The pub on the face of it fails a lot of tests when considering if to drink at a pub. It is very much a traditional boozer, but looks like the last redecoration was when Maggie Thatcher was in power and the drinks selection was poor with only big brands on the bar and slightly overpriced with it. **There were also some strange types hanging about, but given we are sitting there just before a Russell Brand gig I consider that par for the course. *However the staff are friendly and served customers quickly which goes a long way in my eyes.
We overheard one of the staff saying the place was a “goldmine” and I can well believe it. *The area surrounding it is some what run down in places, so rents will be reasonable, and there are no other bars on the main road for about ½ a mile as far as I could see, so it has got the pre gig beer market sewn up. *When you have several thousand people descending on the area five nights a week, you only need 100-200 of them to fill the pub over the preceding hours and you are coining it in. *You don’t even have to try with the beer as people will put up with a generic selection for the convenience and the one off nature of the visit. *At least you are getting a genuine pint and not being charged £3.90 for a can of Strongbow or Tuborg poured into a plastic glass as per the bar inside the venue, at least Dick Turpin wore a mask!

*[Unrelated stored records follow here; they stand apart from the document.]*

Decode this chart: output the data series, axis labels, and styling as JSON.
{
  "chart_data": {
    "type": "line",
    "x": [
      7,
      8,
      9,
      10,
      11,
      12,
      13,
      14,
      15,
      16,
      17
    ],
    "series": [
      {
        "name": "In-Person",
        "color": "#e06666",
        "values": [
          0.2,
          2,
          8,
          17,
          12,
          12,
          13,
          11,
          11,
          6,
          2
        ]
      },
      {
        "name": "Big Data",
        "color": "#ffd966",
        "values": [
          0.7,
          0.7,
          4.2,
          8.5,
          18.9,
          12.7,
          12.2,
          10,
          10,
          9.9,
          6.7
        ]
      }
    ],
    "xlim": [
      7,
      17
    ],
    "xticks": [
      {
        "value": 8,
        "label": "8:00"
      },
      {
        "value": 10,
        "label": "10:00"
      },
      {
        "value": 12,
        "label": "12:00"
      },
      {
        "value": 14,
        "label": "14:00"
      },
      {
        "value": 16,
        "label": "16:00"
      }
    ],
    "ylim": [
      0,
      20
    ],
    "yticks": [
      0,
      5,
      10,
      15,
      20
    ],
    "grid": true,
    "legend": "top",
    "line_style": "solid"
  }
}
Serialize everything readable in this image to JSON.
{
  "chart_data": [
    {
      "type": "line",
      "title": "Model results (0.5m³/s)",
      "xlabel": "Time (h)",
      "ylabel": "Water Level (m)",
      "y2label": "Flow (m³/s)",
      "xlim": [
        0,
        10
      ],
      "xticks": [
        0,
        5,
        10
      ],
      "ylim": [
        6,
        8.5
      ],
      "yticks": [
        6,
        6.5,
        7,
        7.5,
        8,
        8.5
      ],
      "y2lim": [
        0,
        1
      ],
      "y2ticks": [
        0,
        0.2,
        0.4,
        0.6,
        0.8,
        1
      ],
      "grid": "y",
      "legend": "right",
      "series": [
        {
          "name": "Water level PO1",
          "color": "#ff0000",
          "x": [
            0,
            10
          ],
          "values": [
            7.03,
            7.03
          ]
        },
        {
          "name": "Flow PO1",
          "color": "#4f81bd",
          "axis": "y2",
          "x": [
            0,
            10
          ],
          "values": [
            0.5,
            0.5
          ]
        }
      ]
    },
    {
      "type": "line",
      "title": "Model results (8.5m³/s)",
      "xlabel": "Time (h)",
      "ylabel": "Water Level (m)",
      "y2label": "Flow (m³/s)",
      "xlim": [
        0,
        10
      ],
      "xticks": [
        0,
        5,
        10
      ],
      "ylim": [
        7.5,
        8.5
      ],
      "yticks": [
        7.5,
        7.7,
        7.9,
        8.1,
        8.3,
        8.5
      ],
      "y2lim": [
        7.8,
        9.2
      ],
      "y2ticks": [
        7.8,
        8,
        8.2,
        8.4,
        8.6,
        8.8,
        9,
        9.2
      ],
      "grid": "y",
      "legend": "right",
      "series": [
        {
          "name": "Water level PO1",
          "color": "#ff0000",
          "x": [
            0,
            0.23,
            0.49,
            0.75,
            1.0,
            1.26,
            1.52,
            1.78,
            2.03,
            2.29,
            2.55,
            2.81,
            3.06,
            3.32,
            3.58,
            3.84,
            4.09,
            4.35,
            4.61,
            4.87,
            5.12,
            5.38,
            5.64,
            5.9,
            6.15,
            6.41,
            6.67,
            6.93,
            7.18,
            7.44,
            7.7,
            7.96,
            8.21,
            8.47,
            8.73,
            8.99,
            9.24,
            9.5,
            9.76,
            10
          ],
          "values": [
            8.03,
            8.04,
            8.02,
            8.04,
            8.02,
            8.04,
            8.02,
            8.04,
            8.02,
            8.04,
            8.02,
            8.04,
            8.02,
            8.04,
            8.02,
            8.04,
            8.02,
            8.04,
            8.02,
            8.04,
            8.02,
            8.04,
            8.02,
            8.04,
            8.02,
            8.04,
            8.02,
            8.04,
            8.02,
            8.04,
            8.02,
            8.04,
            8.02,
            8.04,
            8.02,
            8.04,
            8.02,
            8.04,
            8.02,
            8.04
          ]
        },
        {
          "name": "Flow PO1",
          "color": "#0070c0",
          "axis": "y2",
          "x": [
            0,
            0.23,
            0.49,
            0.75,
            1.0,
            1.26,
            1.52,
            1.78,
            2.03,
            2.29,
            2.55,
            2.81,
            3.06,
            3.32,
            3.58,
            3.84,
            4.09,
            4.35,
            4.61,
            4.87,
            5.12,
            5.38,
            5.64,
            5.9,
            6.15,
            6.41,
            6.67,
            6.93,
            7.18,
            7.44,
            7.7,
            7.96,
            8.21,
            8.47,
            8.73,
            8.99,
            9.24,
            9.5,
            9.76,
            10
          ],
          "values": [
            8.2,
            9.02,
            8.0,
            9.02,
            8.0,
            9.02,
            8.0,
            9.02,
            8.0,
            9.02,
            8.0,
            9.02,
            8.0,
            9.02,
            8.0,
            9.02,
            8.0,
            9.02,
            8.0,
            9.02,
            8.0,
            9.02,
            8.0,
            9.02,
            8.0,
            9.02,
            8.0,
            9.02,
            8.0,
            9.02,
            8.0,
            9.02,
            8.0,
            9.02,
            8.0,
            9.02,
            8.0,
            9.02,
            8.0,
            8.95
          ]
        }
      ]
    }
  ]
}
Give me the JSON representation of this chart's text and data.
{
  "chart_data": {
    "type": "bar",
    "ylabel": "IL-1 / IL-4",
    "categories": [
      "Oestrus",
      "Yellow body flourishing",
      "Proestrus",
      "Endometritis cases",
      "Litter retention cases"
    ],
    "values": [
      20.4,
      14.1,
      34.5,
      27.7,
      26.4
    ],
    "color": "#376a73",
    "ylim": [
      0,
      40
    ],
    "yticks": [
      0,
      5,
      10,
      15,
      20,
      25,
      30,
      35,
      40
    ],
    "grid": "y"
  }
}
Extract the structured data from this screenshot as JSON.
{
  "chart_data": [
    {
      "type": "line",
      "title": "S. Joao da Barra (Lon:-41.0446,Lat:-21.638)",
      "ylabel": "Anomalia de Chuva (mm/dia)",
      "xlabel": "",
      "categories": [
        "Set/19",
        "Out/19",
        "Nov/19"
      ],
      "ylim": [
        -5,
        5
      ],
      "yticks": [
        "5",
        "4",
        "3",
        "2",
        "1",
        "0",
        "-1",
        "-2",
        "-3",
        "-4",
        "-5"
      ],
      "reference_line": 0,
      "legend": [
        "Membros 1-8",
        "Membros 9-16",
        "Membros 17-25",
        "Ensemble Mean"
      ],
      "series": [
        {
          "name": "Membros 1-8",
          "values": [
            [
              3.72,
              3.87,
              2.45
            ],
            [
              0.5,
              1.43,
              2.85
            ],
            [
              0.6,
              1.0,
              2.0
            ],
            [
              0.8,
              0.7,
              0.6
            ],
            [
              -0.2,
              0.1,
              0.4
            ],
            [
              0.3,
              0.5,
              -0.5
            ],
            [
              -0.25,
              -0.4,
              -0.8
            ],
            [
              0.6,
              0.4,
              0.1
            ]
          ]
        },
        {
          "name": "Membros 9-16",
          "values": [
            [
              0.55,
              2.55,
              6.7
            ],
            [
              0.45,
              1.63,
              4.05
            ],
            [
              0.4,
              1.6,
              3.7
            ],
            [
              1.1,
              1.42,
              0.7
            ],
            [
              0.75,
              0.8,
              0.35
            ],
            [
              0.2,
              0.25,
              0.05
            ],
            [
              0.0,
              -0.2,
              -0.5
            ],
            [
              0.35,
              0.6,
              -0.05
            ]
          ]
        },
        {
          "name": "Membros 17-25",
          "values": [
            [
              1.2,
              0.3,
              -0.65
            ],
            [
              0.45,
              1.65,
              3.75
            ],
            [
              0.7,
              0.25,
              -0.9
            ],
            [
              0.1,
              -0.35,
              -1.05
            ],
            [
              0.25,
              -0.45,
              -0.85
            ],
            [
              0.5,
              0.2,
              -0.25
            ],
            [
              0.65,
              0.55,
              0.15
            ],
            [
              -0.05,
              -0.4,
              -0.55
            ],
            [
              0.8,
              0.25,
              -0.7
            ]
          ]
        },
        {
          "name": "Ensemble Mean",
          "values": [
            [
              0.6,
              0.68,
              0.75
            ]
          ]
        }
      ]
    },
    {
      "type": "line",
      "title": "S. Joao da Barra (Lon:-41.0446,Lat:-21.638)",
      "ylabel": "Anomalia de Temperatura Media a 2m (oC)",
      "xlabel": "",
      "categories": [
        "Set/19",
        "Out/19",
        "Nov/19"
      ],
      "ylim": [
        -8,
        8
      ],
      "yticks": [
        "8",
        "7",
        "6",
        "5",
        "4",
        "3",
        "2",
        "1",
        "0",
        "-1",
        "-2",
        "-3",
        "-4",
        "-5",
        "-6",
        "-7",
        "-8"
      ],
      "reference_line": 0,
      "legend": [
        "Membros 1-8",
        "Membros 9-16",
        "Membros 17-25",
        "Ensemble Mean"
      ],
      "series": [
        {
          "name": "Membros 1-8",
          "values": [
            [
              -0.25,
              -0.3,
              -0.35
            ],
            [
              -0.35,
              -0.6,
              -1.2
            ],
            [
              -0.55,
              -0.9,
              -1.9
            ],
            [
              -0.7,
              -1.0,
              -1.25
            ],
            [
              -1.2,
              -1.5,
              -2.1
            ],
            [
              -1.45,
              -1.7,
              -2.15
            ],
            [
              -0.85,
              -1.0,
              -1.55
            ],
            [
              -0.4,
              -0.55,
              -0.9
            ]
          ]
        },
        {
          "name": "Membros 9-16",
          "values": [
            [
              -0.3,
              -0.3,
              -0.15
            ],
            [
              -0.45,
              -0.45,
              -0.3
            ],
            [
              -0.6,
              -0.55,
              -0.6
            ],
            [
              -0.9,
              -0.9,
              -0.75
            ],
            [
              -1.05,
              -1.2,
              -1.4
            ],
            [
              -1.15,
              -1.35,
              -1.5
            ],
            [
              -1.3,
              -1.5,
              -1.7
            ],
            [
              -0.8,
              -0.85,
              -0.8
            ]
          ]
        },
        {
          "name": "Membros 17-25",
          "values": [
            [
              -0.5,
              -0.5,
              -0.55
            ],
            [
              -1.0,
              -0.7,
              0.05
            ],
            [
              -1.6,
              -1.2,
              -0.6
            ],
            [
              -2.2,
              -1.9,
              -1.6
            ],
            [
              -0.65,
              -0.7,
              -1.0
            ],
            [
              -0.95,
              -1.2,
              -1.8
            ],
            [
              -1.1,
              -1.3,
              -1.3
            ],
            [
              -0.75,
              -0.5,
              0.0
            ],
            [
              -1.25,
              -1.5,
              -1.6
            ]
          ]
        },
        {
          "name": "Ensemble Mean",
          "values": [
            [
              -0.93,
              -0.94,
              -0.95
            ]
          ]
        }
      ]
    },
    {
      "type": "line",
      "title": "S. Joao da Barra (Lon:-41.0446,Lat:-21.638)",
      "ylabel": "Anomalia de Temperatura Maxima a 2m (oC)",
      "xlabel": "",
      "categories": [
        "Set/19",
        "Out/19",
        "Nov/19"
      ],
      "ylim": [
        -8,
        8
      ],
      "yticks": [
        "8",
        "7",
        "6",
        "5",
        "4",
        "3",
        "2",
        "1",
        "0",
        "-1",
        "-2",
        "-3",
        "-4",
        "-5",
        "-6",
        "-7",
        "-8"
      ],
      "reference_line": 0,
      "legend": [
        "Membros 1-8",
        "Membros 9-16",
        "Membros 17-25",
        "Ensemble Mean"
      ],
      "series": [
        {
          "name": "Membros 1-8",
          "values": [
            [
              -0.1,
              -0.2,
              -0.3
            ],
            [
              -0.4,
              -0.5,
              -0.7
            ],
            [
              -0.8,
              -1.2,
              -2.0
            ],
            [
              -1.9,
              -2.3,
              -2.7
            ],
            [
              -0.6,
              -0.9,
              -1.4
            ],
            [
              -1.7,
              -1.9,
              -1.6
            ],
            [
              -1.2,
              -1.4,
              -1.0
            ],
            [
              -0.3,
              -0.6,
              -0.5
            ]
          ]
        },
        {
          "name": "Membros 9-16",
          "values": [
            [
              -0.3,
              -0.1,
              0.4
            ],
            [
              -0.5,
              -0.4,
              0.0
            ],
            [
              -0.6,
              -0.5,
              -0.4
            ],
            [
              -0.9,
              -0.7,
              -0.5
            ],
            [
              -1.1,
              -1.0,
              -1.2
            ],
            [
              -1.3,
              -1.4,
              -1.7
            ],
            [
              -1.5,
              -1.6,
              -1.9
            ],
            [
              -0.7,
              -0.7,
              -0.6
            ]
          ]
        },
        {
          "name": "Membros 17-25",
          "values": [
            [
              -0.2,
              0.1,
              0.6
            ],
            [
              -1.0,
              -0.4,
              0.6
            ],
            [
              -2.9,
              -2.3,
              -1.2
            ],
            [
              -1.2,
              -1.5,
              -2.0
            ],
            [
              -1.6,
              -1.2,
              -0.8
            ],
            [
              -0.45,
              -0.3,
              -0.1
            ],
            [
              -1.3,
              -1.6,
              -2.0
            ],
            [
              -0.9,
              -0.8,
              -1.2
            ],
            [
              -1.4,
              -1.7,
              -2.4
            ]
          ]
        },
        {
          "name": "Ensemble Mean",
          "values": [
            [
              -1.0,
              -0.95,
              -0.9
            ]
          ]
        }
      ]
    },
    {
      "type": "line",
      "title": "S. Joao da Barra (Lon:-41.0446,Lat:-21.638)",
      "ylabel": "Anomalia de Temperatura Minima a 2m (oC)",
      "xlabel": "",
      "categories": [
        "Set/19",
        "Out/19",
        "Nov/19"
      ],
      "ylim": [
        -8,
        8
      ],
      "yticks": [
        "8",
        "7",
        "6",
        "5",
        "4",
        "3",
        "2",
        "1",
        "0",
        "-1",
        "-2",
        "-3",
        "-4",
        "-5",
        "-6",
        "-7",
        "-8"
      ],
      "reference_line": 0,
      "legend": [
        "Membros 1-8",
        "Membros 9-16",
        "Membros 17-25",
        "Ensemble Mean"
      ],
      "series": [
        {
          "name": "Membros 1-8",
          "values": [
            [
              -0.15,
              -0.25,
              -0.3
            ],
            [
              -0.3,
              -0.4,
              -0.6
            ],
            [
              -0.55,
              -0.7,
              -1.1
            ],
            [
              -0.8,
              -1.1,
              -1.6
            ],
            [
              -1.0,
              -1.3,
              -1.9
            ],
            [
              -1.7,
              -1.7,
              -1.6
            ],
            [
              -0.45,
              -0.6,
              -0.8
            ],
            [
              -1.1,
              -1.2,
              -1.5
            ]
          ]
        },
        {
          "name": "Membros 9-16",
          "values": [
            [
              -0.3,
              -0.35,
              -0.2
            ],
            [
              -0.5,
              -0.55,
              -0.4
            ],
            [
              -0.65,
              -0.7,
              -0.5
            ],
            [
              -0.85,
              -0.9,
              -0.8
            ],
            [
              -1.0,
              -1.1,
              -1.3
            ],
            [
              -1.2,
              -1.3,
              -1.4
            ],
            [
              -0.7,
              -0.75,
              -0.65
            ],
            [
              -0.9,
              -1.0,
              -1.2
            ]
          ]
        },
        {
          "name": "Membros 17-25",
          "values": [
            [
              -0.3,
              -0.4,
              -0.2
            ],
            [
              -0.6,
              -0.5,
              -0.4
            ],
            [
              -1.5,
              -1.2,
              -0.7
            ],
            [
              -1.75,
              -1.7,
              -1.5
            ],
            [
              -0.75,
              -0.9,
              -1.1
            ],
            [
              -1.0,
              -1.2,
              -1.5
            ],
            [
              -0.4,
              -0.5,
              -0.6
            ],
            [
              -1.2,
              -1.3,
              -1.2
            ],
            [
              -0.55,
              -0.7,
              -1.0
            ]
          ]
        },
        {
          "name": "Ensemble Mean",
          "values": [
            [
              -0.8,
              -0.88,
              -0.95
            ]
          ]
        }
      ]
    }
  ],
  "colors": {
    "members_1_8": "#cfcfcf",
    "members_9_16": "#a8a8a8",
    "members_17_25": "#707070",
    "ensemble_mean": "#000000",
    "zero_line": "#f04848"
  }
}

What I did notice is that most of the pubs I remember in Manchester City Centre haven’t changed a lot since I worked there 6 years ago, the big brands still dominate the Victoria Station end of Deansgate and its good to see that bars like Temple (occupying the old underground toilets near Oxford Road station) and the Peveril of the Peak (with the best example of a polished tiled exterior I have seen on a pub) all doing good trade still, with Knott Bar at far end of Deansgate looking busy as always. *It shows that a good pub will survive the test of time without the need to re-invent itself every few years.
Regarding the big brands, Manchester is big enough with its population of 500,000 (not including Greater Manchester which adds another 2 million) of which 50,000 are students to support drinking venues of all types of which there are over 400 if you include clubs and cafe bars. *This brings me back to Halifax and its surrounding towns, the population is relatively small compared to this major city with the whole of Calderdale having only 204,000 people in total as well as having many less people of the peak drinking age between 18 and 30 than Manchester has students, who outnumber them 50,000 to 28,000.
There is only a limited capacity for any business, pubs and bars included, and these students sustain a huge number of the Manchester pubs for the 9 months they are present in the city, also remembering that close proximity can take a drinker to a greater number of venues over the course of an evening that if you went out in Brighouse, Elland or Hebden Bridge. *Halifax or Sowerby Bridge is the only real place where a sustained pub crawls are truly possible, with Hebden having to take in pubs on the outskirts to achieve the same thing.
Yes, we have lost a lot of pubs, but those that have survived are the better ones. **A combination of economics, geography and demographics means we can support less pubs per head than bigger cities. *We need to look after those pubs which are there to serve us still.